Bantuan Obat-obatan Terus Dikirim, Dinkes Sumbar Pantau Kesehatan Korban Gempa Solsel

"data dari Dinkes Solsel terdapat sebanyak 81 orang korban gempa. Dari mereka ada yang mengalami luka berat, ringan, trauma psikis, hipertensi, jantung, diare, gastritis, radang tenggorokan, demam, sakit gigi, kepala dan malgia."
Dampak Gempa di Kabupaten Solok Selatan (Ist)

PADANG, KLIKPOSITIF - Dinas Kesehatan Provinsi Sumatera Barat (Sumbar) terus berupaya memberikan pemulihan kepada korban gempa Solok Selatan (Solsel) baik secara medis maupun psikis.
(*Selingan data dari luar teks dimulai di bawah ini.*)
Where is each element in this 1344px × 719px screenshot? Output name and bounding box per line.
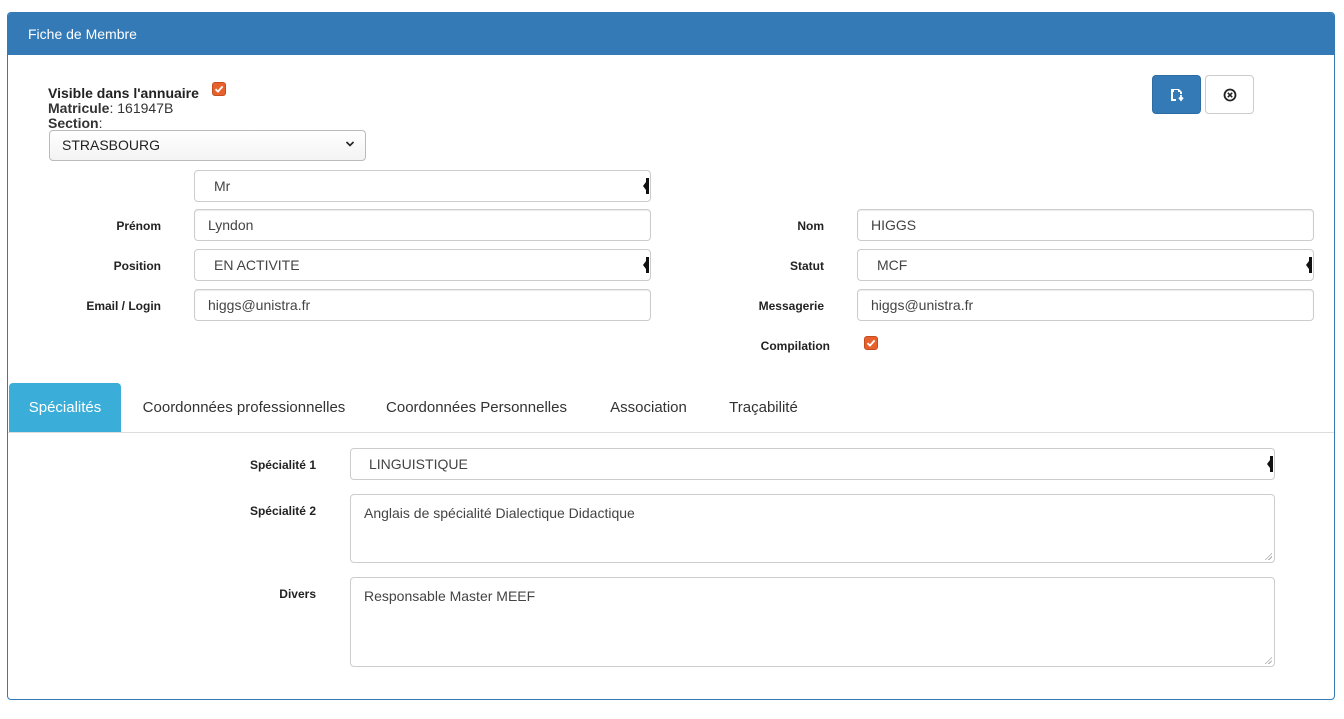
save-button[interactable] bbox=[1152, 75, 1201, 114]
member-card-panel: Fiche de Membre Visible dans l'annuaire … bbox=[7, 12, 1335, 700]
close-circle-icon bbox=[1223, 88, 1236, 101]
select-arrow-icon bbox=[1306, 257, 1312, 273]
prenom-value: Lyndon bbox=[208, 217, 254, 233]
tab-divider bbox=[8, 432, 1334, 433]
statut-label: Statut bbox=[790, 259, 824, 273]
email-value: higgs@unistra.fr bbox=[208, 297, 311, 313]
matricule-label: Matricule bbox=[48, 100, 110, 116]
cancel-button[interactable] bbox=[1205, 75, 1254, 114]
tab-coordonnees-professionnelles[interactable]: Coordonnées professionnelles bbox=[132, 383, 356, 432]
save-icon bbox=[1170, 88, 1184, 101]
select-arrow-icon bbox=[1267, 456, 1273, 472]
position-label: Position bbox=[113, 259, 161, 273]
messagerie-label: Messagerie bbox=[758, 299, 824, 313]
select-arrow-icon bbox=[643, 178, 649, 194]
nom-input[interactable]: HIGGS bbox=[857, 209, 1314, 241]
section-colon: : bbox=[98, 115, 103, 131]
email-input[interactable]: higgs@unistra.fr bbox=[194, 289, 651, 321]
spec2-value: Anglais de spécialité Dialectique Didact… bbox=[364, 505, 635, 521]
civility-value: Mr bbox=[214, 178, 231, 194]
compilation-checkbox[interactable] bbox=[864, 336, 878, 350]
chevron-down-icon bbox=[345, 141, 355, 147]
tab-specialites[interactable]: Spécialités bbox=[9, 383, 121, 432]
section-row: Section: bbox=[48, 115, 102, 131]
visible-checkbox[interactable] bbox=[212, 82, 226, 96]
nom-value: HIGGS bbox=[871, 217, 917, 233]
select-arrow-icon bbox=[643, 257, 649, 273]
divers-label: Divers bbox=[279, 587, 316, 601]
tab-coordonnees-personnelles[interactable]: Coordonnées Personnelles bbox=[374, 383, 579, 432]
resize-grip-icon[interactable] bbox=[1264, 552, 1272, 560]
check-icon bbox=[866, 339, 876, 347]
matricule-row: Matricule: 161947B bbox=[48, 100, 173, 116]
spec1-select[interactable]: LINGUISTIQUE bbox=[350, 448, 1275, 480]
tab-association[interactable]: Association bbox=[597, 383, 700, 432]
statut-select[interactable]: MCF bbox=[857, 249, 1314, 281]
resize-grip-icon[interactable] bbox=[1264, 656, 1272, 664]
spec2-label: Spécialité 2 bbox=[249, 504, 316, 518]
spec1-value: LINGUISTIQUE bbox=[369, 456, 468, 472]
statut-value: MCF bbox=[877, 257, 908, 273]
messagerie-value: higgs@unistra.fr bbox=[871, 297, 974, 313]
nom-label: Nom bbox=[797, 219, 824, 233]
section-select[interactable]: STRASBOURG bbox=[49, 130, 366, 161]
prenom-label: Prénom bbox=[116, 219, 161, 233]
prenom-input[interactable]: Lyndon bbox=[194, 209, 651, 241]
section-label: Section bbox=[48, 115, 99, 131]
visible-label: Visible dans l'annuaire bbox=[48, 85, 199, 101]
tab-tracabilite[interactable]: Traçabilité bbox=[716, 383, 811, 432]
position-value: EN ACTIVITE bbox=[214, 257, 300, 273]
compilation-label: Compilation bbox=[760, 339, 830, 353]
civility-select[interactable]: Mr bbox=[194, 170, 651, 202]
email-label: Email / Login bbox=[86, 299, 161, 313]
divers-textarea[interactable]: Responsable Master MEEF bbox=[350, 577, 1275, 667]
divers-value: Responsable Master MEEF bbox=[364, 588, 536, 604]
position-select[interactable]: EN ACTIVITE bbox=[194, 249, 651, 281]
section-value: STRASBOURG bbox=[62, 137, 161, 153]
check-icon bbox=[214, 85, 224, 93]
panel-title: Fiche de Membre bbox=[8, 13, 1334, 55]
messagerie-input[interactable]: higgs@unistra.fr bbox=[857, 289, 1314, 321]
spec2-textarea[interactable]: Anglais de spécialité Dialectique Didact… bbox=[350, 494, 1275, 563]
matricule-value: : 161947B bbox=[109, 100, 174, 116]
spec1-label: Spécialité 1 bbox=[249, 458, 316, 472]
Pasca gempa dikhawatirkan penyakit seperti demam dan batuk menyerang korban gempa, karena sebagian dari mereka masih trouma masuk ke rumah dan memilih tidur di tenda-tenda.

Kepala Dinas Kesehatan Sumbar Merry Yuliesday kepada KLIKPOSITIF menyampaikan, pihaknya sudah berkoordinasi dengan Dinas Kesehatan Solsel sejak hari pertama gempa. Hal itu guna penanganan kepada pasien korban gempa.
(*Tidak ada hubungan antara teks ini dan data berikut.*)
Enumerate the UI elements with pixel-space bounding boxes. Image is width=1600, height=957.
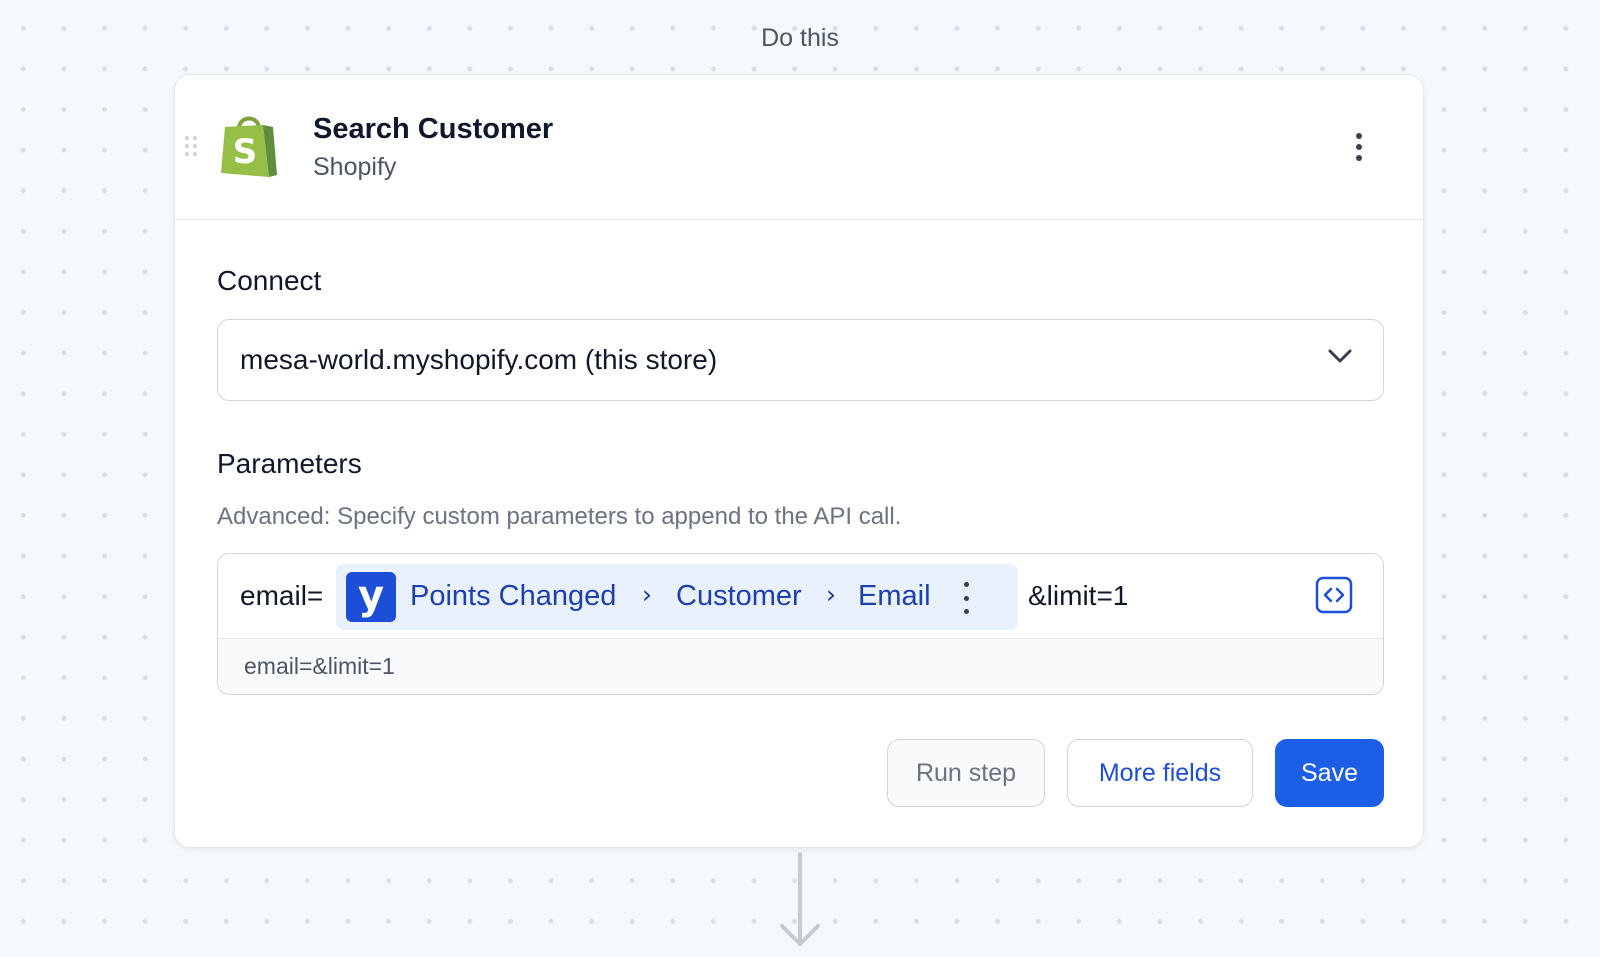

"Sejak hari pertama gempa kami langsung koordinasi dengan Dinkes Solsel untuk penangganan pasien luka-luka karena tertimpa material bangunan," katanya, Selasa, 5 Maret 2019.

Selanjutnya, tim dari provinsi langsung bergerak mengirimkan bantuan makanan dan obat-obatan. Selain juga dikirimkan tim trouma healing bagi korban yang terganggu psikisnya.

"Sekarang saya sedang di Solsel untuk memantau ketersediaan obat-obatan agar tidak terjadi penurunan kesehatan pada korban gempa seperti demam dan batuk. Sebab mereka masih ada yang belum berani masuk rumah dan menginap di tenda," terang Merry.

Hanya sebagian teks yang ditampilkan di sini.